Múcio e Randolfe, com seu ânimo para o recongraçamento; Alcolumbre e seu ghostwriter lavajatista, com sua alternativa de mentira à anistia, mão estendida para que prevaleça a versão mentirosa sobre o 8/1, ou um ignóbil “meio-termo” entre a mentira e a verdade; o bloco todo da “alternativa de reconciliação nacional”, afinal, deveria ser posto sentadinho para ouvir o que disse em 2012 a juíza Claudia De Lima Menge, da 20ª Vara Cível Central de São Paulo, quando condenou o coronel Carlos Alberto Brilhante Ustra a pagar R$ 100 mil de indenização pela tortura e morte do jornalista Luiz Eduardo Merlino no DOI-CODI.

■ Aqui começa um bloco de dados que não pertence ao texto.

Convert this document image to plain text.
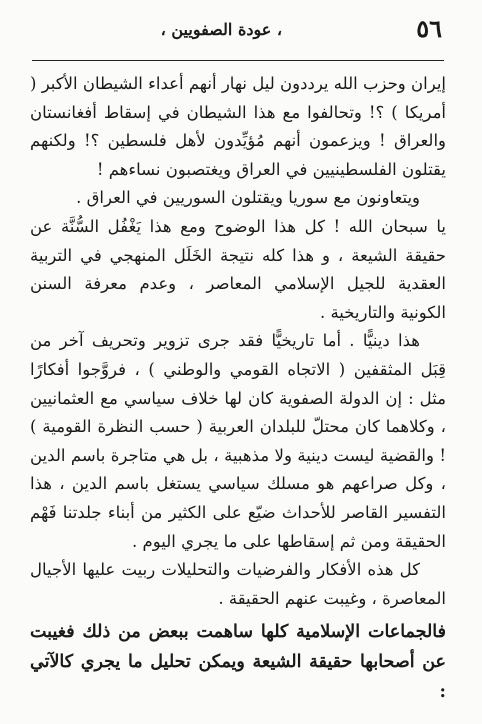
٥٦
، عودة الصفويين ،

إيران وحزب الله يرددون ليل نهار أنهم أعداء الشيطان الأكبر ( أمريكا ) ؟! وتحالفوا مع هذا الشيطان في إسقاط أفغانستان والعراق ! ويزعمون أنهم مُؤيِّدون لأهل فلسطين ؟! ولكنهم يقتلون الفلسطينيين في العراق ويغتصبون نساءهم !

ويتعاونون مع سوريا ويقتلون السوريين في العراق .

يا سبحان الله ! كل هذا الوضوح ومع هذا يَغْفُل السُّنَّة عن حقيقة الشيعة ، و هذا كله نتيجة الخَلَل المنهجي في التربية العقدية للجيل الإسلامي المعاصر ، وعدم معرفة السنن الكونية والتاريخية .

هذا دينيًّا . أما تاريخيًّا فقد جرى تزوير وتحريف آخر من قِبَل المثقفين ( الاتجاه القومي والوطني ) ، فروَّجوا أفكارًا مثل : إن الدولة الصفوية كان لها خلاف سياسي مع العثمانيين ، وكلاهما كان محتلّ للبلدان العربية ( حسب النظرة القومية ) ! والقضية ليست دينية ولا مذهبية ، بل هي متاجرة باسم الدين ، وكل صراعهم هو مسلك سياسي يستغل باسم الدين ، هذا التفسير القاصر للأحداث ضيّع على الكثير من أبناء جلدتنا فَهْم الحقيقة ومن ثم إسقاطها على ما يجري اليوم .

كل هذه الأفكار والفرضيات والتحليلات ربيت عليها الأجيال المعاصرة ، وغيبت عنهم الحقيقة .

فالجماعات الإسلامية كلها ساهمت ببعض من ذلك فغيبت عن أصحابها حقيقة الشيعة ويمكن تحليل ما يجري كالآتي :
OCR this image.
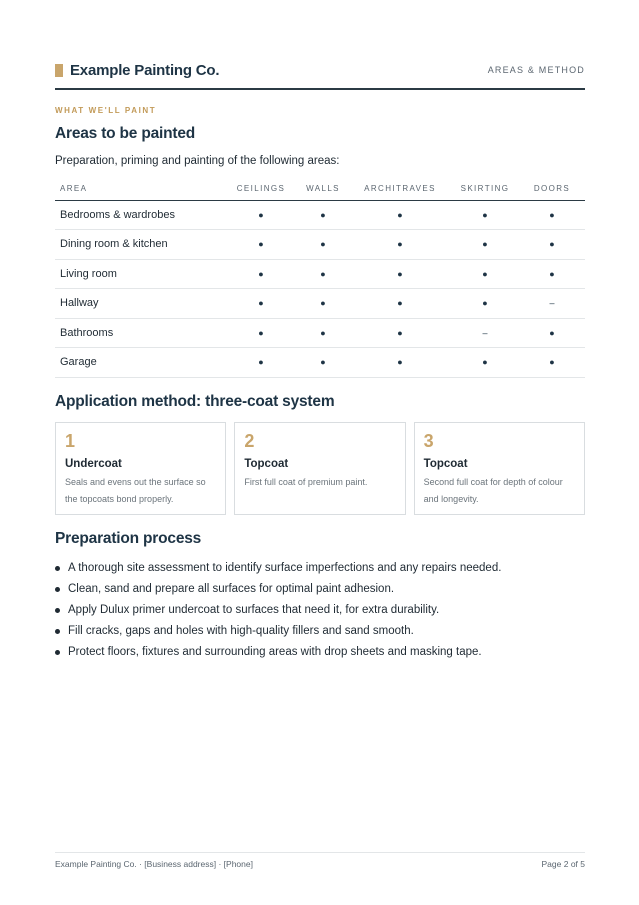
Example Painting Co.	AREAS & METHOD
WHAT WE'LL PAINT
Areas to be painted
Preparation, priming and painting of the following areas:
AREA	CEILINGS	WALLS	ARCHITRAVES	SKIRTING	DOORS
Bedrooms & wardrobes	●	●	●	●	●
Dining room & kitchen	●	●	●	●	●
Living room	●	●	●	●	●
Hallway	●	●	●	●	–
Bathrooms	●	●	●	–	●
Garage	●	●	●	●	●
Application method: three-coat system
1
Undercoat
Seals and evens out the surface so the topcoats bond properly.
2
Topcoat
First full coat of premium paint.
3
Topcoat
Second full coat for depth of colour and longevity.
Preparation process
A thorough site assessment to identify surface imperfections and any repairs needed.
Clean, sand and prepare all surfaces for optimal paint adhesion.
Apply Dulux primer undercoat to surfaces that need it, for extra durability.
Fill cracks, gaps and holes with high-quality fillers and sand smooth.
Protect floors, fixtures and surrounding areas with drop sheets and masking tape.
Example Painting Co. · [Business address] · [Phone]	Page 2 of 5
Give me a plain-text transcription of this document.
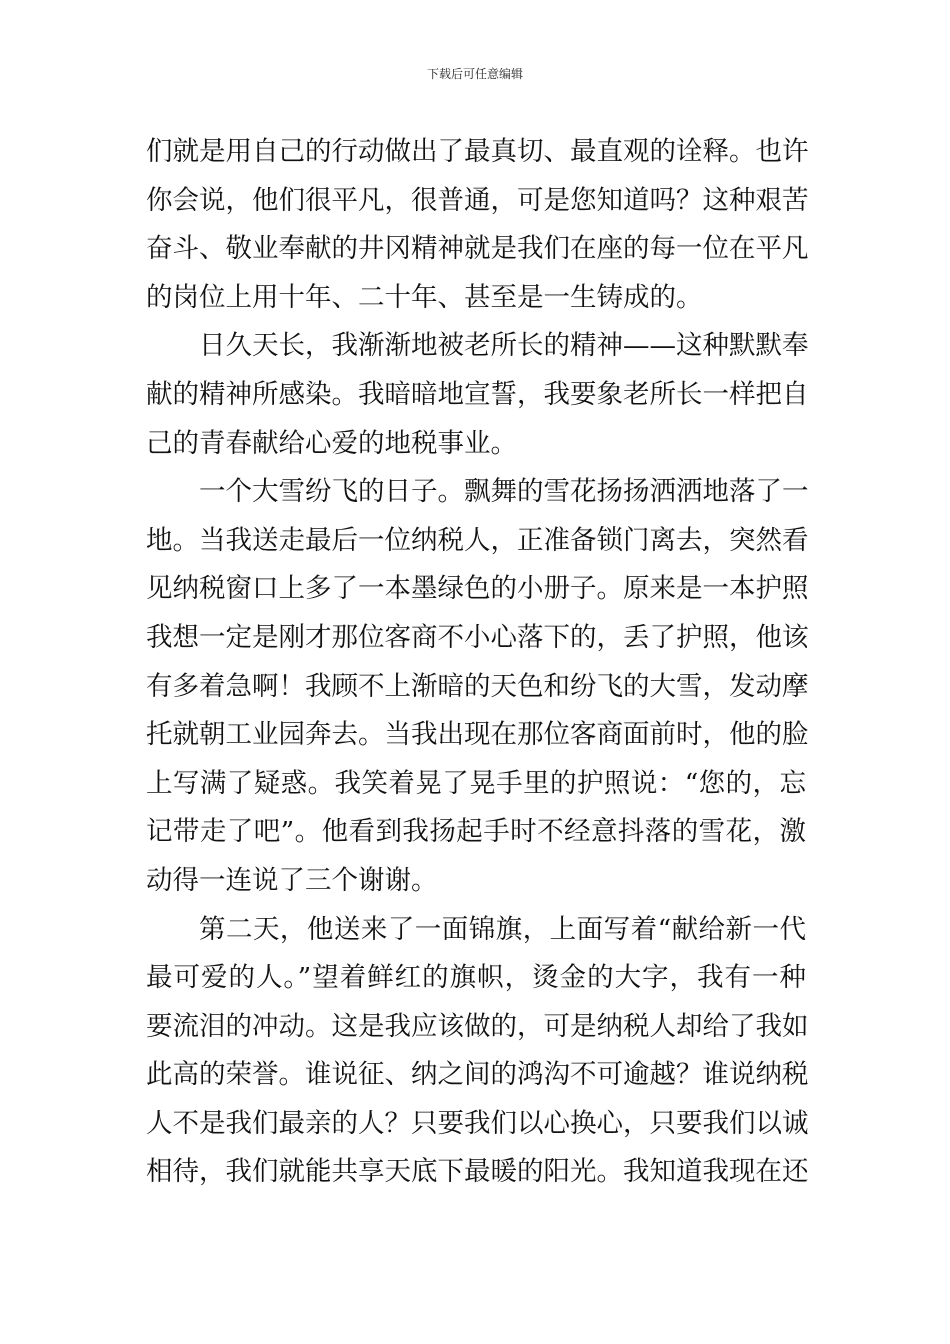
下载后可任意编辑
们就是用自己的行动做出了最真切、最直观的诠释。也许
你会说，他们很平凡，很普通，可是您知道吗？这种艰苦
奋斗、敬业奉献的井冈精神就是我们在座的每一位在平凡
的岗位上用十年、二十年、甚至是一生铸成的。
日久天长，我渐渐地被老所长的精神——这种默默奉
献的精神所感染。我暗暗地宣誓，我要象老所长一样把自
己的青春献给心爱的地税事业。
一个大雪纷飞的日子。飘舞的雪花扬扬洒洒地落了一
地。当我送走最后一位纳税人，正准备锁门离去，突然看
见纳税窗口上多了一本墨绿色的小册子。原来是一本护照
我想一定是刚才那位客商不小心落下的，丢了护照，他该
有多着急啊！我顾不上渐暗的天色和纷飞的大雪，发动摩
托就朝工业园奔去。当我出现在那位客商面前时，他的脸
上写满了疑惑。我笑着晃了晃手里的护照说：“您的，忘
记带走了吧”。他看到我扬起手时不经意抖落的雪花，激
动得一连说了三个谢谢。
第二天，他送来了一面锦旗，上面写着“献给新一代
最可爱的人。”望着鲜红的旗帜，烫金的大字，我有一种
要流泪的冲动。这是我应该做的，可是纳税人却给了我如
此高的荣誉。谁说征、纳之间的鸿沟不可逾越？谁说纳税
人不是我们最亲的人？只要我们以心换心，只要我们以诚
相待，我们就能共享天底下最暖的阳光。我知道我现在还
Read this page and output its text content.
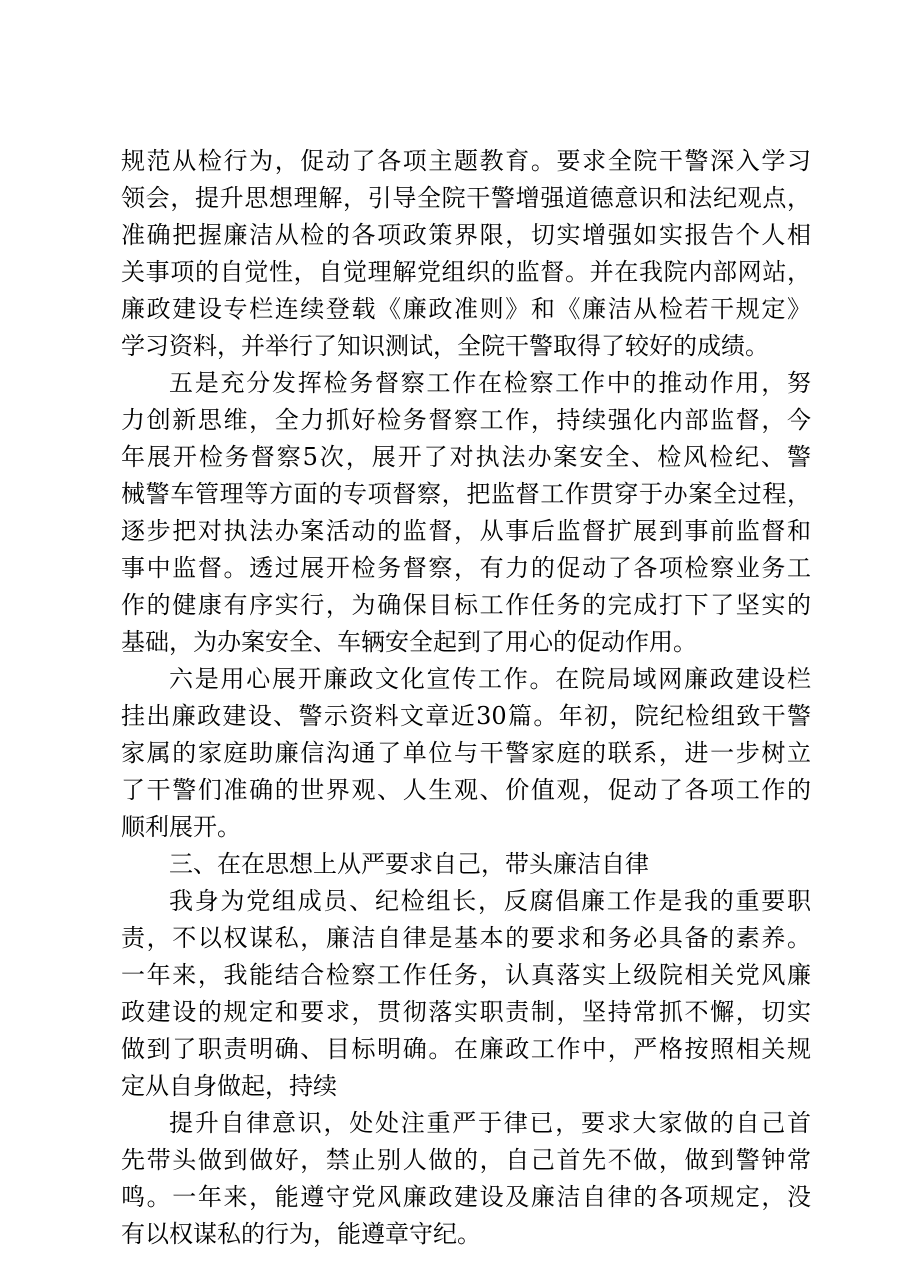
规范从检行为，促动了各项主题教育。要求全院干警深入学习
领会，提升思想理解，引导全院干警增强道德意识和法纪观点，
准确把握廉洁从检的各项政策界限，切实增强如实报告个人相
关事项的自觉性，自觉理解党组织的监督。并在我院内部网站，
廉政建设专栏连续登载《廉政准则》和《廉洁从检若干规定》
学习资料，并举行了知识测试，全院干警取得了较好的成绩。
五是充分发挥检务督察工作在检察工作中的推动作用，努
力创新思维，全力抓好检务督察工作，持续强化内部监督，今
年展开检务督察5次，展开了对执法办案安全、检风检纪、警
械警车管理等方面的专项督察，把监督工作贯穿于办案全过程，
逐步把对执法办案活动的监督，从事后监督扩展到事前监督和
事中监督。透过展开检务督察，有力的促动了各项检察业务工
作的健康有序实行，为确保目标工作任务的完成打下了坚实的
基础，为办案安全、车辆安全起到了用心的促动作用。
六是用心展开廉政文化宣传工作。在院局域网廉政建设栏
挂出廉政建设、警示资料文章近30篇。年初，院纪检组致干警
家属的家庭助廉信沟通了单位与干警家庭的联系，进一步树立
了干警们准确的世界观、人生观、价值观，促动了各项工作的
顺利展开。
三、在在思想上从严要求自己，带头廉洁自律
我身为党组成员、纪检组长，反腐倡廉工作是我的重要职
责，不以权谋私，廉洁自律是基本的要求和务必具备的素养。
一年来，我能结合检察工作任务，认真落实上级院相关党风廉
政建设的规定和要求，贯彻落实职责制，坚持常抓不懈，切实
做到了职责明确、目标明确。在廉政工作中，严格按照相关规
定从自身做起，持续
提升自律意识，处处注重严于律已，要求大家做的自己首
先带头做到做好，禁止别人做的，自己首先不做，做到警钟常
鸣。一年来，能遵守党风廉政建设及廉洁自律的各项规定，没
有以权谋私的行为，能遵章守纪。
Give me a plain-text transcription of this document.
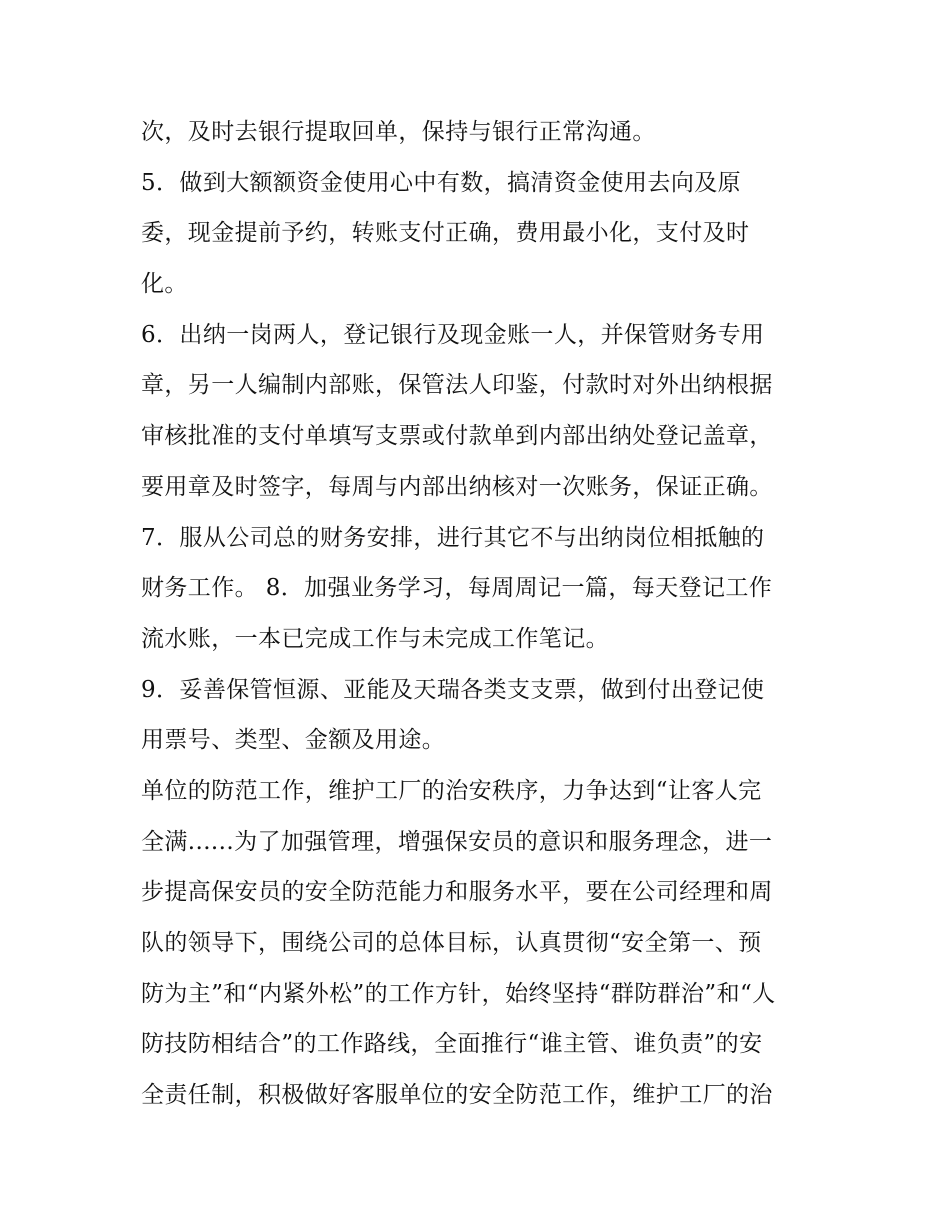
次，及时去银行提取回单，保持与银行正常沟通。
5．做到大额额资金使用心中有数，搞清资金使用去向及原
委，现金提前予约，转账支付正确，费用最小化，支付及时
化。
6．出纳一岗两人，登记银行及现金账一人，并保管财务专用
章，另一人编制内部账，保管法人印鉴，付款时对外出纳根据
审核批准的支付单填写支票或付款单到内部出纳处登记盖章，
要用章及时签字，每周与内部出纳核对一次账务，保证正确。
7．服从公司总的财务安排，进行其它不与出纳岗位相抵触的
财务工作。 8．加强业务学习，每周周记一篇，每天登记工作
流水账，一本已完成工作与未完成工作笔记。
9．妥善保管恒源、亚能及天瑞各类支支票，做到付出登记使
用票号、类型、金额及用途。
单位的防范工作，维护工厂的治安秩序，力争达到“让客人完
全满......为了加强管理，增强保安员的意识和服务理念，进一
步提高保安员的安全防范能力和服务水平，要在公司经理和周
队的领导下，围绕公司的总体目标，认真贯彻“安全第一、预
防为主”和“内紧外松”的工作方针，始终坚持“群防群治”和“人
防技防相结合”的工作路线，全面推行“谁主管、谁负责”的安
全责任制，积极做好客服单位的安全防范工作，维护工厂的治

Para ouvirem a juíza citar um parlamentar chileno sobre a dupla dimensão, individual e coletiva, do direito à verdade:
“A consciência moral de uma nação demanda a verdade porque apenas com base na verdade é possível satisfazer demandas essenciais de justiça e criar condições necessárias para alcançar a efetiva reconciliação nacional”.